Par Enthea
Cette saison, l’équipe de rédaction de Motus s’est étoffée. Nous n’avons pas vocation à être un journal tout court, mais davantage un journal intime de notre société. Au fil des jours, nous vous proposons donc de plonger dans les réflexions de cette génération qui navigue dans un monde bouleversé, et qui a fait du questionnement son mot d’ordre. Ces chroniques sont des points de vue sur le monde, elles reflètent donc la subjectivité de leurs auteurs et autrices. Elles se veulent intimes, pour regarder les grandes questions par le petit trou de la serrure.
Dans sa chronique La Dialectique du Pet de Rupture, Enthea nous emmène dans les méandres des relations et des réflexions qu’elles amènent. Elle a du mal à écrire, ce mois-ci. Et ça ne l’a pas empêché de l’écrire pour vous raconter, car ça fait toujours drôle de se prendre les pieds dans les sujets de ses propres chroniques. Ce mois-ci, elle vous parle donc d’honnêteté avec honnêteté, mais aussi de prendre des postures qui ne sont pas les nôtres, de se mentir à soi et de mentir aux autres… En espérant que sa sincérité puisse résonner en vous, peu importe comment vous comprenez ce billet très intime.

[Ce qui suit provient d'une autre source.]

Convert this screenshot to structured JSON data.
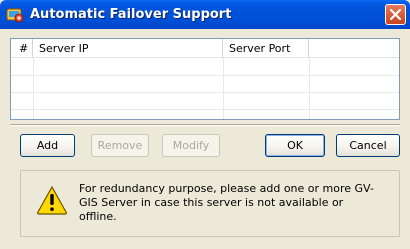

Ce mois-ci, c’était compliqué. J’ai commencé plein de sujets d’articles. J’ai réfléchi et écrit sur la manière dont les relations libres sont un pare-feu pour éviter de morfler. Puis j’ai recommencé un document sur l’évolution des relations : en une centaine d’années, nous sommes passés des annonces maritales dans les journaux locaux, à Tinder et aux dickpick en air drop. Ça rend fou, tout ça. J’ai plein de choses à vous dire, en fait j’ai plein de textes inachevés qui attendent que j’en comprenne le sens, avant de les laisser voir le jour.

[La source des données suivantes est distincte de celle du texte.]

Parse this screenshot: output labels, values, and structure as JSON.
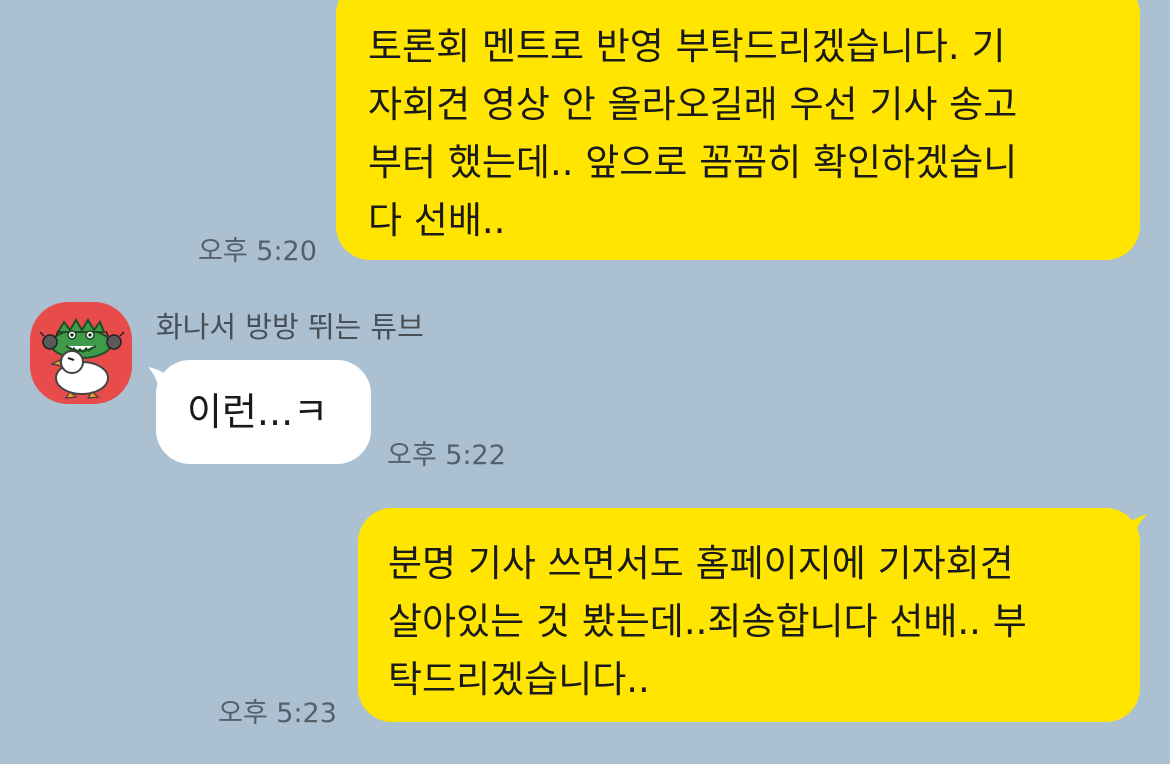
{
  "messages": [
    {
      "direction": "sent",
      "text": "토론회 멘트로 반영 부탁드리겠습니다. 기\n자회견 영상 안 올라오길래 우선 기사 송고\n부터 했는데.. 앞으로 꼼꼼히 확인하겠습니\n다 선배..",
      "time": "오후 5:20"
    },
    {
      "direction": "received",
      "sender": "화나서 방방 뛰는 튜브",
      "avatar_icon": "angry-duck-tube-avatar",
      "text": "이런...ㅋ",
      "time": "오후 5:22"
    },
    {
      "direction": "sent",
      "text": "분명 기사 쓰면서도 홈페이지에 기자회견\n살아있는 것 봤는데..죄송합니다 선배.. 부\n탁드리겠습니다..",
      "time": "오후 5:23"
    }
  ],
  "colors": {
    "background": "#abc1d1",
    "sent_bubble": "#ffe500",
    "received_bubble": "#ffffff",
    "avatar_bg": "#e84c4a"
  }
}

Mais parfois je bloque sur cette chronique. Parce que, tout ce que vous lisez ici, je le rédige avec mes tripes, avec mes larmes parfois, avec mes angoisses souvent, et bien sûr toujours avec beaucoup d’amour.
Et au-delà de la recherche, de l’idée d’approfondir des réflexions, cette démarche me demande quelque chose de parfois un peu violent : le maximum d’honnêteté possible. (et donc, courage.)
Ça faisait deux semaines que je n’arrivais plus à griffonner plus de 4 lignes. Je n’en comprenais pas la cause jusqu’à ce soir. C’est venu d’une pensée anodine, qui s’est répercutée en échos sur plusieurs souvenirs, jusqu’à sonner comme une réponse : je ne suis pas honnête en ce moment.
Pour des raisons qui m’échappent. Mais ce que je sais, c’est que j’ai un incroyable talent : je peux tout faire disparaître sous un tapis. Des petits mensonges ou des problèmes de la taille d’une baleine, ou de tout le reste de l’écosystème aquatique. Je peux gérer ça encore plus efficacement que la pêche au chalut négocie les fonds marins.
Génie dans l’art de la fourberie, parce que le mensonge c’est le pouvoir, et la vérité c’est la vulnérabilité.
C’est nulle comme phrase.. Et c’est encore plus nul que parfois, ce soit les bases sur lesquelles on décide de construire des relations.
La fourberie, ça n’est pas forcément la grosse trahison. Ça n’est pas forcément l’information scandaleuse. C’est ce mensonge par omission qu’on laisse glisser par confort, c’est celui dont on aime dire qu’il ne concerne que nous. Mais pas tant, en fait. C’est confortable d’oublier que l’on a un impact sur les autres.
Et puis, c’est ce qui permet de garder un ascendant, parfois. On en revient au pouvoir. Toujours.
Il y a sans doute mille raisons de souhaiter ce pouvoir. Mais ça me tracasse, parce que la domination, les rapports verticaux, la manipulation, c’est plutôt des choses que je veux éloigner de ma vie.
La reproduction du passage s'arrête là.